Structural Investigations of the Transmembrane Segment of the PDGF Receptor Beta ant the Oncoprotein E5 by Circular Dichroism and NMR

Abstract

The Platelet-derived growth factor receptor β (PDGFR) is a member of the receptor-tyrosine-kinase family involved in development. The receptor is activated when the natural ligand PDGF binds simultaneously to the ectodomains of two receptors, resulting in spatial proximity and subsequent cross-activation of the cytosolic kinase domains1). The receptor can also be activated independently of the natural ligand by binding of the small E5 oncoprotein from bovine papillomavirus2). E5 is a small membrane protein of only 44 amino acids and it is thought to manipulate the function of the receptor by specific helix-helix-contacts to the transmembrane of the receptor which then result in sustained receptor activation and cell transformation.To elucidate the helix-helix-interactions in receptor complex, we investigate the structure and membrane alignment of both proteins, first for each protein and later in the heterotetrameric four-helix-bundle.

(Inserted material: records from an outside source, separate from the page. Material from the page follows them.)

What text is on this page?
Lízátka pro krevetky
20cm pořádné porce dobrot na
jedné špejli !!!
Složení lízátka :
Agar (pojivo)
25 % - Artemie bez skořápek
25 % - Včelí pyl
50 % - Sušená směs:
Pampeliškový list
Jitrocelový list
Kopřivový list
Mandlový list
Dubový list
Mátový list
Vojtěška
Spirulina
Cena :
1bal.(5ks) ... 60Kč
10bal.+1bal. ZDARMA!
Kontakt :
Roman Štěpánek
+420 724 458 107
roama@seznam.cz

For the structural analysis we combined circular dichroism (CD) spectroscopy and liquid-state NMR to determine the secondary structure. Oriented CD and solid-state NMR were used to resolve the orientation of both proteins in their native environment. Therefore the E5 protein and the transmembrane domain of the receptor (PDGFRTMD) were 15N-isotope labelled by bacterial protein expression and reconstituted in detergent micelles and in oriented lipid bilayers. By CD and liquid-state NMR we found that both proteins are predominantly α-helical in detergent micelles and in lipid bilayers3,4). Furthermore, high resolution NMR measurements showed that PDGFRTMD forms a left-handed coiled-coil structure. A complementary OCD and solid-state NMR analysis of E5 and PDGFRTMD reconstituted in different lipid bilayers showed that the orientation of both proteins depends on the bilayer thickness, where both proteins were more tilted in thin membranes and less tilted in thick membranes.